The first English-language monograph on seminal Brazilian artist Solange Pessoa (born 1961), this substantial volume is also the artist’s most comprehensive to date. Pessoa’s sculptural work, which often mobilizes materials like human hair, leather, wax and animal blood, evokes issues related to human and animal bodies, vacillates between beauty and abjection and forges formal connections between indigenous Brazilian traditions and international postminimal art.

Surveying work from throughout Pessoa’s career, from her beginnings in the late 1980s through to the present, with selections from the artist’s sketchbooks and archives, this volume argues for Pessoa’s unique contribution to Brazilian art. Included are texts by international scholars Cecilia Fajardo-Hill, Eduardo Jorge de Oliveira and Alex Bacon, as well as an interview with Pessoa by Liz Munsell. Solange Pessoa introduces English-language readers to the artist’s compelling body of work from the past three decades.

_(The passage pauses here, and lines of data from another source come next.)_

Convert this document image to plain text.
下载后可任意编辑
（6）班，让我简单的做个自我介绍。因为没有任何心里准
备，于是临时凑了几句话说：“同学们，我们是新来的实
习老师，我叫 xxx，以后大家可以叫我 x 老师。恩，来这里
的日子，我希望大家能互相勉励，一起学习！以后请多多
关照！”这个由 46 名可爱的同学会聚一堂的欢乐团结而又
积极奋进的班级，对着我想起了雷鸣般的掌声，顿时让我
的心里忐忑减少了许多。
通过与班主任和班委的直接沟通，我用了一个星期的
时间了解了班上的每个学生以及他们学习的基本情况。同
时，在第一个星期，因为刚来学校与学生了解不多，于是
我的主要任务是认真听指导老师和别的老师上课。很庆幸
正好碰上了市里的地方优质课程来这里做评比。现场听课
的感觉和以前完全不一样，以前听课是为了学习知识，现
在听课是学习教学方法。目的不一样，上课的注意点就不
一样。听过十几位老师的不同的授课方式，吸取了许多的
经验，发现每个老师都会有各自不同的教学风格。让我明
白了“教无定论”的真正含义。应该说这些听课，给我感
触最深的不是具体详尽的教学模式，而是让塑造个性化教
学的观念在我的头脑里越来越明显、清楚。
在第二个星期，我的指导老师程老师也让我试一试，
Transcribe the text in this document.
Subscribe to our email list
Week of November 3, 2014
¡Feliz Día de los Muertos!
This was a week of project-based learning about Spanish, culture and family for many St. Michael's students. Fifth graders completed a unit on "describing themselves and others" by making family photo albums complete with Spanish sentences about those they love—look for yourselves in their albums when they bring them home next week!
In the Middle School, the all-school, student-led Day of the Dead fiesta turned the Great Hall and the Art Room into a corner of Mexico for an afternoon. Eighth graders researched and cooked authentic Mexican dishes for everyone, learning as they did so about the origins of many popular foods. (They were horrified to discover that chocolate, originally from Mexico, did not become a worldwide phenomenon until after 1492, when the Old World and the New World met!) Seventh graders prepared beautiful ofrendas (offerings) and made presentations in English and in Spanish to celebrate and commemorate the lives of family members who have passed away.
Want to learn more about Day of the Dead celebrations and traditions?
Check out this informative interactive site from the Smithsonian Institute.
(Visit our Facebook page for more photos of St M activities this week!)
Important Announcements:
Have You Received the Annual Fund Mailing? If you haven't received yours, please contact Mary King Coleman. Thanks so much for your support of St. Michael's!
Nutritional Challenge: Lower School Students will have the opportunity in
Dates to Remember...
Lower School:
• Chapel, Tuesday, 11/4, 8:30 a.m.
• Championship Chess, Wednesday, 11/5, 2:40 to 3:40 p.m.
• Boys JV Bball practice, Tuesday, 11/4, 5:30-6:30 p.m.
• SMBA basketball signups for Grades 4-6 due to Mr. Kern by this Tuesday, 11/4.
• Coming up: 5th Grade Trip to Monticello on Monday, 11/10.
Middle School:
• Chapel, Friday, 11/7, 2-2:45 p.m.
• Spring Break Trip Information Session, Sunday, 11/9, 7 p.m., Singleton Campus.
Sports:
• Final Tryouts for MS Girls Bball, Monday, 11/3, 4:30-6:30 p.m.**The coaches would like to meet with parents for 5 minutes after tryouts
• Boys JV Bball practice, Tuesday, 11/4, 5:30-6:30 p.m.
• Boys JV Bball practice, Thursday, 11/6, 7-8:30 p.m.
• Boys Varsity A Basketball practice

Alex Bacon is an art historian based in New York City who regularly writes criticism and organizes exhibitions of both historical and contemporary art. Until recently he was a Curatorial Associate at the Princeton University Art Museum, where he was involved with the University’s public art program and programmed the Museum’s offsite space, Art@Bainbridge.

Cecilia Fajardo-Hill is a British/Venezuelan art historian and curator in modern and contemporary art, specializing in Latin American art. Most recently she was a visiting scholar in the Program in Latin American Studies at Princeton University. She was the chief curator of the Museum of Latin American Art, MOLAA in Long Beach, California, and the director and chief curator of the Cisneros Fontanals Arts Foundation (CIFO) and the Ella Fontanals Cisneros Collection.

Eduardo Jorge de Oliveira is Assistant Professor of Literature, Arts and Media at Universität Zurich and member of the Lateinamerika-Zentrum Zürich and the Zentrum Künste und Kulturtheorie. He studied at the École Normale Supérieure (ENS), Paris, and the Department of Literary Theory and Comparative Literature at the Universidade Federal de Minas Gerais in Brazil. He is the author of A invenção de uma pele: Nuno Ramos em obras (Iluminuras, 2017).

Liz Munsell is the Lorraine and Alan Bressler Curator of Contemporary Art at the Museum of Fine Arts, Boston, where she has served in curatorial positions since 2009. Beginning in 2012 she worked to establish the MFA as the first encyclopedic museum in the U.S. to fully integrate performance art into its exhibitions and permanent collection. Between 2012-17 she held a visiting curator post at Harvard University’s David Rockefeller Center for Latin American Studies. A Fulbright Scholar to Chile in 2006, Munsell holds a BA in International Letters and Visual Studies from Tufts University and a Masters in Cultural Studies from the Universidad de Chile.